The kana preface to the Kokin Wakashū (古今和歌集仮名序 Kokin Wakashū kana-jo, 古今集仮名序 Kokinshū kana-jo, or simply 仮名序 kana-jo; rekishi-teki kanazukai: 假名序) is one of the two prefaces to the tenth-century Japanese waka anthology, the Kokin Wakashū. It was written by the poet/editor Ki no Tsurayuki. It is also known in English as the Japanese preface, distinguishing it from Ki no Yoshimochi's Chinese preface (mana-jo). It was the first serious work of poetic criticism on the waka style, and is regarded as the predecessor of later karon works.

== Authorship, date and context ==
The kana preface, or Japanese preface, is one of the two prefaces that were given to the Kokin Wakashū, a tenth-century anthology of Japanese waka poetry. It was written by Ki no Tsurayuki, the principal compiler of the anthology.

The other is Ki no Yoshimochi's Chinese preface (mana-jo).

The kana preface was written between the second month of Engi 6 (906) and the first month of the following year.

== Contents ==
The kana preface opens with a detailed and poetic explication of what the core concept of waka poetry is. It divides the waka into six stylistic categories, explaining each of those categories and giving an example. These categories were derived from the Grand Preface to the Shi Jing, and their application to Japanese poetry has been criticized as "halfhearted" and "meaningless".

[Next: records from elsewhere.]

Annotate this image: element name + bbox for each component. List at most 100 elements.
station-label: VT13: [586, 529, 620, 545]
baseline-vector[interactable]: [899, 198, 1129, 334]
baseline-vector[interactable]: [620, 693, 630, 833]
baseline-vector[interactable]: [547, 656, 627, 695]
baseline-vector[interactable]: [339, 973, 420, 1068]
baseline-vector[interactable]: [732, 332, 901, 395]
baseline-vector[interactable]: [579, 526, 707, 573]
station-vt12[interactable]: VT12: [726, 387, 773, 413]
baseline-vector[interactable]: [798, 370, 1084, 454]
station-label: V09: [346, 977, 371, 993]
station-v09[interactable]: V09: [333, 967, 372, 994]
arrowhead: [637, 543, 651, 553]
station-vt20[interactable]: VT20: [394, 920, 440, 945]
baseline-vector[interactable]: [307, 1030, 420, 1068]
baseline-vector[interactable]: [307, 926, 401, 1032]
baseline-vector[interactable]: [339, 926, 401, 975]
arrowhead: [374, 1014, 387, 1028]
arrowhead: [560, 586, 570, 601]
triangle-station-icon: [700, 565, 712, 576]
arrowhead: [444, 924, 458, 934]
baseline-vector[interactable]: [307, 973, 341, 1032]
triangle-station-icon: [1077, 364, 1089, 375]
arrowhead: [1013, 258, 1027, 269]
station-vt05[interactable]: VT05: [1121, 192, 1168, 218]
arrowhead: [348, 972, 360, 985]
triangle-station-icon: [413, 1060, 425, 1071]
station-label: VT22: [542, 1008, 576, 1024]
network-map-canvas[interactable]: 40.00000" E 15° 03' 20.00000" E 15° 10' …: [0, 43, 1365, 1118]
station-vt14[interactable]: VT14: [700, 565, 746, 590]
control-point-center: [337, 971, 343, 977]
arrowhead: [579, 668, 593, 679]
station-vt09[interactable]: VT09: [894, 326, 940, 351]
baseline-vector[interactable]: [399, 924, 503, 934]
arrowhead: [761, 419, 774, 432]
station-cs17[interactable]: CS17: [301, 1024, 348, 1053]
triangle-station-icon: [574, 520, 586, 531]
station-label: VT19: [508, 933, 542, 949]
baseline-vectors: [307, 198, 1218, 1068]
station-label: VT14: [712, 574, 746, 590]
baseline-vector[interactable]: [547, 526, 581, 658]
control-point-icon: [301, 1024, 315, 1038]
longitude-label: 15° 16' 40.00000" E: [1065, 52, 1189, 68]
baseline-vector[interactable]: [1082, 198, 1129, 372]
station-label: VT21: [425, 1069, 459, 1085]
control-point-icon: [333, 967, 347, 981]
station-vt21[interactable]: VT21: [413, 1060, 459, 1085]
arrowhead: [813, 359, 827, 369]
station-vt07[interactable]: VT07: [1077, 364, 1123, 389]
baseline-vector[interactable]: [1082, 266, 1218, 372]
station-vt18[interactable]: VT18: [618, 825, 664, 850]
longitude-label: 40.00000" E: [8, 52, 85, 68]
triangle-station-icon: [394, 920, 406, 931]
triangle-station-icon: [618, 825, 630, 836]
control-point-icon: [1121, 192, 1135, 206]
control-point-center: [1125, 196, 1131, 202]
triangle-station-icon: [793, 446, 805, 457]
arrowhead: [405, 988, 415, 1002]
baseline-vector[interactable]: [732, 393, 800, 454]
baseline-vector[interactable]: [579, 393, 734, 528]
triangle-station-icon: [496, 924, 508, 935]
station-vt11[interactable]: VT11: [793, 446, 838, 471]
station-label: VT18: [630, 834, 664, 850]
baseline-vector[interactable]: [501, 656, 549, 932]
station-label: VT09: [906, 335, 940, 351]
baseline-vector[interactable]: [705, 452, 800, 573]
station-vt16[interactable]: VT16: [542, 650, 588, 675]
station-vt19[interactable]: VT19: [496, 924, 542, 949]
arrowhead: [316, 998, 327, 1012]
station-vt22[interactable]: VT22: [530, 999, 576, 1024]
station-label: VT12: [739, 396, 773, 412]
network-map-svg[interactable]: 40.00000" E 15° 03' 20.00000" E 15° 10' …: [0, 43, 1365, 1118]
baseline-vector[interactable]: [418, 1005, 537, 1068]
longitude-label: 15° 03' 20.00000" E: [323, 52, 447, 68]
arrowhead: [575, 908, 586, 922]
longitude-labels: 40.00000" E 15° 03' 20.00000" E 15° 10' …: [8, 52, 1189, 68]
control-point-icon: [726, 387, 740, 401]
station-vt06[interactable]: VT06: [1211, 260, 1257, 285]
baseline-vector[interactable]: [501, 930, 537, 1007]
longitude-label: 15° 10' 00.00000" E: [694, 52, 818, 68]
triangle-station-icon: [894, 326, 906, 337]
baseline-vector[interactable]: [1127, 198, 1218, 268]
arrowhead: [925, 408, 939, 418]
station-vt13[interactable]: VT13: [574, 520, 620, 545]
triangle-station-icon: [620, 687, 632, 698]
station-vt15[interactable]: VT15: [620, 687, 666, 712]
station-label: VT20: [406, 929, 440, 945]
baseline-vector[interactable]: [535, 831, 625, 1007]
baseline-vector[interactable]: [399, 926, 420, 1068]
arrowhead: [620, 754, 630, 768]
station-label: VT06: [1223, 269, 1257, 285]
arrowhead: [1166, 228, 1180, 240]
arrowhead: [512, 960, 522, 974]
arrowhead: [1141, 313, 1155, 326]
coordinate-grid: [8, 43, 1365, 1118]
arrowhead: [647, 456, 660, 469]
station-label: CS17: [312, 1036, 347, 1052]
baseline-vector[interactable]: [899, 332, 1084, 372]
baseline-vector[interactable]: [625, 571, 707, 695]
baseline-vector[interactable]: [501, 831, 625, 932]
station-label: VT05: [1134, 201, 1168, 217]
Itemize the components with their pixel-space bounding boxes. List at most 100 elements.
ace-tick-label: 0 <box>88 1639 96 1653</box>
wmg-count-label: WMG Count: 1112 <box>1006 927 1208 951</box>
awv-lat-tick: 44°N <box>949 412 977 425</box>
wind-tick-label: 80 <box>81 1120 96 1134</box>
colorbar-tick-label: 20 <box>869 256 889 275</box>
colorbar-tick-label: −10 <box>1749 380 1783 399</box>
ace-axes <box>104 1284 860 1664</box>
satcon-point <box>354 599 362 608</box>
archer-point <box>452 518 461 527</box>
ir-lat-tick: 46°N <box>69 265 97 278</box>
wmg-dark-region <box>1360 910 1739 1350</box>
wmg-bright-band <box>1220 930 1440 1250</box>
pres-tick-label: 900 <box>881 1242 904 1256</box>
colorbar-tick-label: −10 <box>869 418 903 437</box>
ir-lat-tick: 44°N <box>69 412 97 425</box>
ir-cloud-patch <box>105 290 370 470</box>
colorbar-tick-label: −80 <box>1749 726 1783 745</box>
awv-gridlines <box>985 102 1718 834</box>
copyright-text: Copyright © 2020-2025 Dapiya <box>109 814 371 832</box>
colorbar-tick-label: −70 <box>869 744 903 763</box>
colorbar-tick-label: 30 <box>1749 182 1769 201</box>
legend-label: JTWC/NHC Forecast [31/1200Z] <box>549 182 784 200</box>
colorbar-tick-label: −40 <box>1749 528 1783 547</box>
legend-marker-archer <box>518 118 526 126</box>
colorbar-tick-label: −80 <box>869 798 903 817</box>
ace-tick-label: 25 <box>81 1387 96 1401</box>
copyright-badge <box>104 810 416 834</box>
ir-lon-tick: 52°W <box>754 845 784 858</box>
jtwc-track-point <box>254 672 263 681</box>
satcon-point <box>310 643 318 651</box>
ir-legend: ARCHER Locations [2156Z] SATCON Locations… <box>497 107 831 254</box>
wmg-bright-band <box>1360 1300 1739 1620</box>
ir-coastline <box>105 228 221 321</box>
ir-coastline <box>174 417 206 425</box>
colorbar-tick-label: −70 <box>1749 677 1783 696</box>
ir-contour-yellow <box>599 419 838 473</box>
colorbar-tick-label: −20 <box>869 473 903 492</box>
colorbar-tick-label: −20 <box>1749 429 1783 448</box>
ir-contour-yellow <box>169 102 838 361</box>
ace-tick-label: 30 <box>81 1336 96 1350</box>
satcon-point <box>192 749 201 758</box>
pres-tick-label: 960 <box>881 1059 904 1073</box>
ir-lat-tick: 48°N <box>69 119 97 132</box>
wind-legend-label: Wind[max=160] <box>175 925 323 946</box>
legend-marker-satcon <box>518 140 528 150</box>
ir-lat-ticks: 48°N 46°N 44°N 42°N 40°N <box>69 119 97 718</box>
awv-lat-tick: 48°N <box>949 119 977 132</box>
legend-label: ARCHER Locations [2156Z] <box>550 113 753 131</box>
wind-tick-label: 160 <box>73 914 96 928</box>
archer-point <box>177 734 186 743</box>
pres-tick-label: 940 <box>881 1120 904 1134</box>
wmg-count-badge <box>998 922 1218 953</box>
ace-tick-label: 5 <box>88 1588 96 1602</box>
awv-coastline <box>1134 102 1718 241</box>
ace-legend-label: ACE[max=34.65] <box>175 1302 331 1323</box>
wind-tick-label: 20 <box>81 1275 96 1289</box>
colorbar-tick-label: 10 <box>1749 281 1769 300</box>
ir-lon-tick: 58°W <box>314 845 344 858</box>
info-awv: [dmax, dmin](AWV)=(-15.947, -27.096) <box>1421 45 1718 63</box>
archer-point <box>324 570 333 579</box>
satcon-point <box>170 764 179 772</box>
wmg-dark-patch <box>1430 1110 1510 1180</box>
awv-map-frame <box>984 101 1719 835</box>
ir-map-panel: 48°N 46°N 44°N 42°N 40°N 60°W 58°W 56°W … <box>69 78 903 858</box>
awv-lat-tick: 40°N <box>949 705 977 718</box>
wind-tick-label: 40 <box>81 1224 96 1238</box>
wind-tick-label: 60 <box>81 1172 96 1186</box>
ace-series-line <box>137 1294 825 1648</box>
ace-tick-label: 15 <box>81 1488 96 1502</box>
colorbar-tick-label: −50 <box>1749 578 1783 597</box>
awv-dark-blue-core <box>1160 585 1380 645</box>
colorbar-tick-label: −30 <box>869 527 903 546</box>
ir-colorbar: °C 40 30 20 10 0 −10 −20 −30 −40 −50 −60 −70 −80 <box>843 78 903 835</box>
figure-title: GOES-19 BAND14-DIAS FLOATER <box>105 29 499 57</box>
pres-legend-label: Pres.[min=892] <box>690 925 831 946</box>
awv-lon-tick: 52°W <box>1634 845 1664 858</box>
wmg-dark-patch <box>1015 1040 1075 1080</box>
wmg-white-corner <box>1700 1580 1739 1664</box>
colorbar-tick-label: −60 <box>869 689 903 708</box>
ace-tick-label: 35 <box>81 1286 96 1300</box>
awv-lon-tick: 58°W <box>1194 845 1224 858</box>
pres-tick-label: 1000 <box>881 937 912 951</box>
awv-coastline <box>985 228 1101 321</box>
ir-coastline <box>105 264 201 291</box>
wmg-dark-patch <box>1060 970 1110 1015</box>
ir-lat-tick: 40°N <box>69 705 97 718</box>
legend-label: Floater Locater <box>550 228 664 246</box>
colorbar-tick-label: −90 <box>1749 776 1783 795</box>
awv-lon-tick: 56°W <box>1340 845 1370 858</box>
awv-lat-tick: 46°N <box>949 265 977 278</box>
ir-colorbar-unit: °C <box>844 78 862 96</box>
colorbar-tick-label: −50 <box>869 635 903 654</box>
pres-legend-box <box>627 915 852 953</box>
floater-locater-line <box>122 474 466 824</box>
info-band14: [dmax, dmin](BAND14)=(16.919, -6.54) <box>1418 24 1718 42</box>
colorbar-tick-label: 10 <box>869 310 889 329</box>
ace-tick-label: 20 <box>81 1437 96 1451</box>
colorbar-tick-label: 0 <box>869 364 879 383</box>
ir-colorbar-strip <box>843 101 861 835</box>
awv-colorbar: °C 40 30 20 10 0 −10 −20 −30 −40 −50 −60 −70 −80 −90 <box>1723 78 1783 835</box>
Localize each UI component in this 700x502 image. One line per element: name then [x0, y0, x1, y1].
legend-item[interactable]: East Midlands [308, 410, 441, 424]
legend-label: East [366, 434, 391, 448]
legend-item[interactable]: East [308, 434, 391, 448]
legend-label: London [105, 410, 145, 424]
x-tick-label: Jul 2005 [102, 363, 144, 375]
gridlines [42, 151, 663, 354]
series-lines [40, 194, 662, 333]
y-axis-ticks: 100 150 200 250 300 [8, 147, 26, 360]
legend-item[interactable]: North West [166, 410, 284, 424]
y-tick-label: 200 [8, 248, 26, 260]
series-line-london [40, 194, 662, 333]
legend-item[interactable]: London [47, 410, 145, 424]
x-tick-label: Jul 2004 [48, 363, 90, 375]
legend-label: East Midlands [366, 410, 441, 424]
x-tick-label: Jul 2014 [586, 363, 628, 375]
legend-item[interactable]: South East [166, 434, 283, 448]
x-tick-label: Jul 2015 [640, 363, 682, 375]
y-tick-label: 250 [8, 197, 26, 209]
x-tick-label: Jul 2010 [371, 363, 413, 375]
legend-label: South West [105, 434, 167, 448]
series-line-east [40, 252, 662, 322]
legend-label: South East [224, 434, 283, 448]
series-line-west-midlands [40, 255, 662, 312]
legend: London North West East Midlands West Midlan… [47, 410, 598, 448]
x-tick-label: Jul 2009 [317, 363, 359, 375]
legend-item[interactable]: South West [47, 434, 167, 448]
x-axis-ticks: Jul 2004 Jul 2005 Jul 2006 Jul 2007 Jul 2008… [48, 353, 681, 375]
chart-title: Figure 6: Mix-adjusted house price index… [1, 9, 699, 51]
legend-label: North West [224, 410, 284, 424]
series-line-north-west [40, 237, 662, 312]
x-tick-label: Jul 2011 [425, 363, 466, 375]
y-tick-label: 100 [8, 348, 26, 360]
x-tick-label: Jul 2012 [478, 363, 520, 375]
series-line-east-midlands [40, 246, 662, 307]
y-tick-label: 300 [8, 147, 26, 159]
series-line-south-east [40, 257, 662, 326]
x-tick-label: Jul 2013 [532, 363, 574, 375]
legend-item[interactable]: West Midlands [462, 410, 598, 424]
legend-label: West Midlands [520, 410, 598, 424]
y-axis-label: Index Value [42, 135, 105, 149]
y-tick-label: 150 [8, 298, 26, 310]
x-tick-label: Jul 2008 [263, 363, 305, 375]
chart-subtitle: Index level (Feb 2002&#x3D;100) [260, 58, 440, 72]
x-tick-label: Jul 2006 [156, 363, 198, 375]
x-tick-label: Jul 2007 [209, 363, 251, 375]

It then goes on to discuss the ideal waka, listing two poets (probably Kakinomoto no Hitomaro and Yamabe no Akahito) as the ideal poets, as well as six great poets (the Rokkasen) from what was then the recent past. Finally, it touches on the compilation process for the Kokin Wakashū and speculates on the future of the waka.

== Reception ==
The opening lines of kana preface have been regarded as the archetypal work of Japanese classical prose. Its status in the poetic tradition made Tsurayuki the arbiter of Japanese poetic criticism until the Meiji period.

Donald Keene, in his Seeds in the Heart: Japanese Literature from Earliest Times to the Late Sixteenth Century, called it "one of the earliest and best-known documents of Japanese poetic criticism". Haruo Shirane called the famous opening lines of the preface "line for line, [...] undoubtedly the most heavily commented secular prose text of the Japanese tradition".